Forecasting with Plixer Network Intelligence

Learning from the network metadata collected by Plixer Scrutinizer, forecasting provides insight into future network behavior. Data is selected via the Plixer Scrutinizer reporting interface and is supported with all report types. This allows for the use of reporting filters to select specific classes of traffic.

Forecast horizon

A forecast horizon determines how far into the future we want to forecast. In the initial release of forecasting, the horizon is determined by the volume of input data, ensuring statistically sound results. Future releases will allow for advanced configuration options where the user can balance forecast length and forecast variance.

Forecast horizons are determined as follows:

If the input data is between 0 and 3 days:

  • No seasonality applied, likely result is mean reversion unless there is a legitimately strong AC relation
  • Forecast horizon = 1/3rd the original report width, 1/4 of the total view with forecast appended

If the input data is between 3 and 14 days:

  • Daily seasonality selected
  • Forecast horizon = floor round # of seasons (days) in report / forecast_horizon_ratio (2 by default)

If the input data is between 14 and 45 days:

  • Weekly seasonality selected
  • Forecast horizon = floor round # of seasons (weeks) in report / forecast_horizon_ratio (2 by default)

If input data is 45+ days:

  • Monthly seasonality selected (likely to be deprecated for weekly season)
  • Forecast horizon = floor round # of seasons (months) in report / forecast_horizon_ratio (2 by default)

Creating a forecast

Forecast creation begins by creating a report that represents the traffic classes to forecast. The quantity being forecast will be the primary data column from the initial report (bytes, packets, counts, milliseconds of latency, etc). When selecting the time bounds of the report, try to provide as much history as possible, while excluding regions behavior should not be considered (i.e., a period of 0 utilization before a new application was implemented/observed in NetFlow).

The data source for the report should be as granular as possible, 30m is optimal for most mid-to-long term forecasts (days/weeks ahead), 2hr is optimal for long term forecasts (months/quarters). High-resolution data 1m/5m should be used for non-seasonal “real-time” monitoring. Application performance metrics such as stream jitter or various qualities of TCP latency should be monitored on a LastX time interval with the highest possible resolution reporting performance allows.

When the appropriate data has been selected, click the Plan Position Indicator Plot icon, located in the upper right hand corner of the reporting interface.

When prompted, give the forecast a title & submit. At this point you will be forwarded to the forecast menu (Investigate>Forecasts) forecast menu (Investigate>Forecasts)

The forecast menu lists all forecasting tasks. The primary view features the forecast id#s, the forecast title, a link to the source report used as input data, created by, the status of the forecast service in relation to that task, and data-ready date.

The refresh icon allows the user to update the forecast from the forecast menu. Input data reports with dynamic (LastX) time selections will remain up to date on refresh.

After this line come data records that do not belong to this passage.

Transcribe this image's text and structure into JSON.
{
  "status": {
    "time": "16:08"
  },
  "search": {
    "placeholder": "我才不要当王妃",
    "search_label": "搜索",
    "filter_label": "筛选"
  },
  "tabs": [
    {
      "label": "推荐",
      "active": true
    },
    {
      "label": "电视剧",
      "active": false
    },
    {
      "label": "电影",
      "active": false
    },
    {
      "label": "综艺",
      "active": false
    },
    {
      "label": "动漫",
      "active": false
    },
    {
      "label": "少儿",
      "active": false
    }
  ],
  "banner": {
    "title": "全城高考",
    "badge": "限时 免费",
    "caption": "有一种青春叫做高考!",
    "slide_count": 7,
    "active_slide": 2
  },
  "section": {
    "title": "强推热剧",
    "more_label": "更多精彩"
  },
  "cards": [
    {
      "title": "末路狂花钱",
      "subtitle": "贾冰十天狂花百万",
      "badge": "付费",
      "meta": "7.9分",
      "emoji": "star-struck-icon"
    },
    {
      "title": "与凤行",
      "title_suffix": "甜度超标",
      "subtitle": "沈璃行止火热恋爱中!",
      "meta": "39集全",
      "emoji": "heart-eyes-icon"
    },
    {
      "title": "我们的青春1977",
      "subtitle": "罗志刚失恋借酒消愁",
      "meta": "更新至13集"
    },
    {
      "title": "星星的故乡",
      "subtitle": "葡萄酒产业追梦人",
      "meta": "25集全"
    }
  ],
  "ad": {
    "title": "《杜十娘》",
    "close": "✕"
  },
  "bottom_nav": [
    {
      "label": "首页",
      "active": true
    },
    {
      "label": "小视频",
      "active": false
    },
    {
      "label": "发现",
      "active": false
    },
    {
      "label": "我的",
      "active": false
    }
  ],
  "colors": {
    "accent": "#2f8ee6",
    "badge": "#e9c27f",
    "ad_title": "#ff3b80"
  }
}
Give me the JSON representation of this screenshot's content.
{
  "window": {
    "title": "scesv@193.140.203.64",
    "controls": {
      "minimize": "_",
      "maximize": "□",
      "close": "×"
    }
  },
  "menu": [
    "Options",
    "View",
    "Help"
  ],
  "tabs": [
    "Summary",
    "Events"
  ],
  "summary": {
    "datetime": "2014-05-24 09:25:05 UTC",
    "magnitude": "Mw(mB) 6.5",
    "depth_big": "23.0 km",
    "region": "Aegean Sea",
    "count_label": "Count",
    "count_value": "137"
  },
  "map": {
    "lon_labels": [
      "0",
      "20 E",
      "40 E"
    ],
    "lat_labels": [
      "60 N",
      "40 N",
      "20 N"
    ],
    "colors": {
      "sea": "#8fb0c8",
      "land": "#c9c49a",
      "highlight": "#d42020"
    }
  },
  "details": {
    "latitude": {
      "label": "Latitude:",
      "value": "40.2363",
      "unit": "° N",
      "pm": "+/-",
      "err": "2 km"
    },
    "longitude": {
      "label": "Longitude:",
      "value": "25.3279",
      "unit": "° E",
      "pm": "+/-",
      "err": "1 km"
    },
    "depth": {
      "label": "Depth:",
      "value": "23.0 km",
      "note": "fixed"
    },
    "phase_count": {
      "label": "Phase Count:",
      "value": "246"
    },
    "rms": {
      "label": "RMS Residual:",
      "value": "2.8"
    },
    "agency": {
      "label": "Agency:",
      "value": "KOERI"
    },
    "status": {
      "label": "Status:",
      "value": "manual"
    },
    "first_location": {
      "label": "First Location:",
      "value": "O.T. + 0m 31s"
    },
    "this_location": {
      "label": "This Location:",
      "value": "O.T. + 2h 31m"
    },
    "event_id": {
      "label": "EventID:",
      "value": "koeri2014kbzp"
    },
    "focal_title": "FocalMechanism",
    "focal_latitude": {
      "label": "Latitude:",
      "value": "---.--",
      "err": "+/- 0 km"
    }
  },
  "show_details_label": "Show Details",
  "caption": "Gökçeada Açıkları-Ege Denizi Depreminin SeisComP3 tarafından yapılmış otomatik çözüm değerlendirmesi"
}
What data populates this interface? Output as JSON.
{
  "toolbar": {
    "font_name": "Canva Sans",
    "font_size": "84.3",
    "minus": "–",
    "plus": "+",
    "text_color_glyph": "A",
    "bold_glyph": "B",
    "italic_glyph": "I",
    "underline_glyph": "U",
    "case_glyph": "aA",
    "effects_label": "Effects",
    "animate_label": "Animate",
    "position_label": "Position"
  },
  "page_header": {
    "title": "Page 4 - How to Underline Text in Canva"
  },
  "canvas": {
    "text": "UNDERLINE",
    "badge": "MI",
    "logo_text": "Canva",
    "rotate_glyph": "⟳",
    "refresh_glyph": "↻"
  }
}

Forecast menu (Investigate>Forecasts)

The forecast menu lists all forecasting tasks. The primary view features the forecast id#s, the forecast title, a link to the source report used as input data, created by, the status of the forecast service in relation to that task, and data-ready date.

The refresh icon allows the user to update the forecast from the forecast menu. Input data reports with dynamic (LastX) time selections will remain up to date on refresh.

Forecasting service status

Forecasting jobs are processed within the Plixer ML Engine, remote to Plixer Scrutinizer. The status field of the forecast menu displays the current status of a task on the remote system.

  1. Initializing: Plixer Scrutinizer has made the task available for consumption by the forecasting service
  2. Starting: The forecasting service as accepted the task and queued it to run
  3. Data Retrieval: The Plixer Scrutinizer reporting API is queried by forecasting, to collect input data.
  4. Processing: Input data received and pre-processed for model training
  5. Strategy Selection: Optimal method for producing forecast chosen based on input data characteristics
  6. Learning: The forecasting model is learned from provided input data
  7. Prediction: A prediction is made for the forecast horizon and results are returned to Plixer Scrutinizer
  8. Complete: The remote forecasting service has provided results and closed this session

Clicking on any forecast title will open the forecast display.

Forecast display

The forecast display shows a plot of the forecast and the input data. Each line segment will active on mouse hover, showing the critical boundaries of the forecast in the shaded region. This screen is intended to help users visually verify the forecast provided.

images/forecast.png

The data provided in the tools tips and the table below provide insight into the time interval of highest expected usage, easily allowing for the identification of hot spots in network time.